1601 F. Godwin Bps. of Eng. 539 [He] hauing hankered a long time about the Chauncery. 1641 Milton Reform. ii. (1851) 66 But let us not..stand hankering and politizing, when God..points us out the way to our peace. a 1652 Brome Eng. Moor i. i. Wks. 1873 II. 3, I was hankring at an ordinary, In quest of a new Master. 1713 J. Warder True Amazons 53 If you find any [hornet] hankering about your Bees. 1858 Hughes Scouring of W. Horse viii. 198, I used to hanker round the kitchen, or still-room, or wherever she might happen to be.

    2. To have a longing or craving. Const. after; less usually with for, or inf.
    In Johnson's time ‘Scarcely used but in familiar language’; now common in literature.

1642 Rogers Naaman 111 The soules misery is..that she is alway hankering and catching at every shadow and vanity. 1652 Needham tr. Selden's Mare Cl. 248 The Saxons inhabiting the shore over against us, hanker'd after it. 1768–74 Tucker Lt. Nat. (1852) II. 15 The mind..always hankering after what she has not. 1835 Thirlwall Greece I. viii. 325 The tendency of human nature to hanker after all that is forbidden. 1850 Kingsley Alt. Locke x, To be told what you've been hankering to know so long. 1856 Mrs. Browning Aur. Leigh ix. 514 That Romney dared to hanker for your love.

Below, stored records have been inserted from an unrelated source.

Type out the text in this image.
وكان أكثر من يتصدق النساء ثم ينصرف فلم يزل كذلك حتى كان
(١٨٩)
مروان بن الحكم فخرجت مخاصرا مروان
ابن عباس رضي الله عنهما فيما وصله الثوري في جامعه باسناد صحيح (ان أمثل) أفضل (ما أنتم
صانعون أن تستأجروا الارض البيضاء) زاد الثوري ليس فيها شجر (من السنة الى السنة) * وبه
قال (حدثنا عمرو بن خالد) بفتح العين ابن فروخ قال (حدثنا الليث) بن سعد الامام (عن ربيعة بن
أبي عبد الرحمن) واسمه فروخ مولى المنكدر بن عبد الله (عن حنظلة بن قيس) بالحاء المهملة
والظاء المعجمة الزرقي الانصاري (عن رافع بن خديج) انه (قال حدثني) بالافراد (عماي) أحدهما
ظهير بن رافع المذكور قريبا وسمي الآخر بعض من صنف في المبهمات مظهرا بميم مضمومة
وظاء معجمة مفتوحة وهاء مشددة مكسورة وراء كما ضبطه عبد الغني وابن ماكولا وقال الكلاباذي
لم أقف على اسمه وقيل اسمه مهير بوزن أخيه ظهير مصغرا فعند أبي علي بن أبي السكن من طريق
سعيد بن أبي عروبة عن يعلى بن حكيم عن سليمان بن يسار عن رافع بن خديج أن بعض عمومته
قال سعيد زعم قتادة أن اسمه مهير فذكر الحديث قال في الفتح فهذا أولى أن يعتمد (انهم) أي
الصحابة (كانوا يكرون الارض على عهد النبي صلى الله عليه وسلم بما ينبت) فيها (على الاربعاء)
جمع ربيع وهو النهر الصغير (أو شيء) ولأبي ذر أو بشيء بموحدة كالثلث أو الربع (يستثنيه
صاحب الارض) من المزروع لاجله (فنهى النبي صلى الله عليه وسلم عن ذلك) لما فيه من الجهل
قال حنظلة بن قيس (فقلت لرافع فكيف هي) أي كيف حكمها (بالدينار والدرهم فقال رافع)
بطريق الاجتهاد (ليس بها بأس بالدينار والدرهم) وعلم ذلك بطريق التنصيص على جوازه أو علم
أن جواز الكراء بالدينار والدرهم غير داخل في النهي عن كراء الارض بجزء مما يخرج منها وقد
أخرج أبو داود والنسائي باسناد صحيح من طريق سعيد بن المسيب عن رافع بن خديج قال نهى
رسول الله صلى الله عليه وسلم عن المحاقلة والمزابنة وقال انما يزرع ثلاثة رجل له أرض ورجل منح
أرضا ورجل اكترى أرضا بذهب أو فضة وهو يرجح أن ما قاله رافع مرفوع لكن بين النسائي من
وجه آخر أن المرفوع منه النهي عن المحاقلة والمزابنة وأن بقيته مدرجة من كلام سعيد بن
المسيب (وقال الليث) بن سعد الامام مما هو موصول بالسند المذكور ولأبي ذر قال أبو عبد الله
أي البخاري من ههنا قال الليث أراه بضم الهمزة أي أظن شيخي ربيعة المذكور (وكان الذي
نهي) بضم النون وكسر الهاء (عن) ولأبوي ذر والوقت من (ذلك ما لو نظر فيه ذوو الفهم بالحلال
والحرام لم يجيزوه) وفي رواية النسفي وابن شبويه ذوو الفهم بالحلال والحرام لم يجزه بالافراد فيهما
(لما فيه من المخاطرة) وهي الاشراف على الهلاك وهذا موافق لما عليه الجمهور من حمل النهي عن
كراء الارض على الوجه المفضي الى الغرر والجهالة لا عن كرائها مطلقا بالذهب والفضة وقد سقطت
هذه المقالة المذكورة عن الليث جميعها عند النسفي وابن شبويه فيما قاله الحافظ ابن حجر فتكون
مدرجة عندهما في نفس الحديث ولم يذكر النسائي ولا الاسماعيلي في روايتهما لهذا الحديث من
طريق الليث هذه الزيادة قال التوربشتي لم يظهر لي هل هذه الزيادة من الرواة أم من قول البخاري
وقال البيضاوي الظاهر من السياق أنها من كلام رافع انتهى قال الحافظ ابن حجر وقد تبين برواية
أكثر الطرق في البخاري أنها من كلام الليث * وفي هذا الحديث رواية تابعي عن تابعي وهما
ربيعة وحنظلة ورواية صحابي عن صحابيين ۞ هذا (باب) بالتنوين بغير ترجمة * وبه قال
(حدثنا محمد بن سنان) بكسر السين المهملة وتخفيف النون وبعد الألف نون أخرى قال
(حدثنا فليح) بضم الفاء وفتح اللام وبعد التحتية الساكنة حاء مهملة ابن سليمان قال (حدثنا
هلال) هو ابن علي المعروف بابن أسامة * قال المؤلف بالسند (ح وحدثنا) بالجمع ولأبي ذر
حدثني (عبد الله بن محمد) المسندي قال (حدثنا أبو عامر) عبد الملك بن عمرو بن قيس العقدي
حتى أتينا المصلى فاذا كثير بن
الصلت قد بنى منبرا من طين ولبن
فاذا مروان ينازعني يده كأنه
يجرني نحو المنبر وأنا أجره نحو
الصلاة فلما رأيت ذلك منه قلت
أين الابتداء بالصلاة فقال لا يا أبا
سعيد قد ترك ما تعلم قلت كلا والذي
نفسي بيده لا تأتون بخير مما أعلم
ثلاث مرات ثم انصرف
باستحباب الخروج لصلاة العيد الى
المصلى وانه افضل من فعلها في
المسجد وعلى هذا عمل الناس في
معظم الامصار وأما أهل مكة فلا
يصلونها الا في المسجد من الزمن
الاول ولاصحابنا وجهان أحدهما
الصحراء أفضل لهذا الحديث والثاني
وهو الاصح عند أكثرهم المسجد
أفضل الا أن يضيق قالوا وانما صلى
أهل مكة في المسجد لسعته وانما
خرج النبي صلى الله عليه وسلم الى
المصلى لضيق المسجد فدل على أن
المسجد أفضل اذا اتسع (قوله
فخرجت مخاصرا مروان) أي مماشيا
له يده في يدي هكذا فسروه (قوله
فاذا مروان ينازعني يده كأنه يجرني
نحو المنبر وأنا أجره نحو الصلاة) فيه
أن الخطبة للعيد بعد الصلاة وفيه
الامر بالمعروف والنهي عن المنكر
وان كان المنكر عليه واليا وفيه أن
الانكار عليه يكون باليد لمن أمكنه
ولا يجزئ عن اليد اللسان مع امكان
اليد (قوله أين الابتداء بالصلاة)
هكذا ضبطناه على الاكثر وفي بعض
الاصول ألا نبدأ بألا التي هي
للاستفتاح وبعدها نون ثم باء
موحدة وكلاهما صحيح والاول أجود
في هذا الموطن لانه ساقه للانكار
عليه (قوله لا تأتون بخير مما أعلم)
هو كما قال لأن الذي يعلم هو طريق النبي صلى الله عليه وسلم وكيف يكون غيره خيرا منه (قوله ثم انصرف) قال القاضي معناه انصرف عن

    Hence ˈhankerer, one who hankers; ˈhankering ppl. a.; whence ˈhankeringly adv., in a hankering manner.

1845 Ld. Campbell Chancellors cxxiv. (1857) VI. 84 The bishops..had among them hankerers after the exiled family. 1859 Kingsley Misc. (1860) I. 286 Hankerers after fame and power. 1864 Webster, Hankeringly.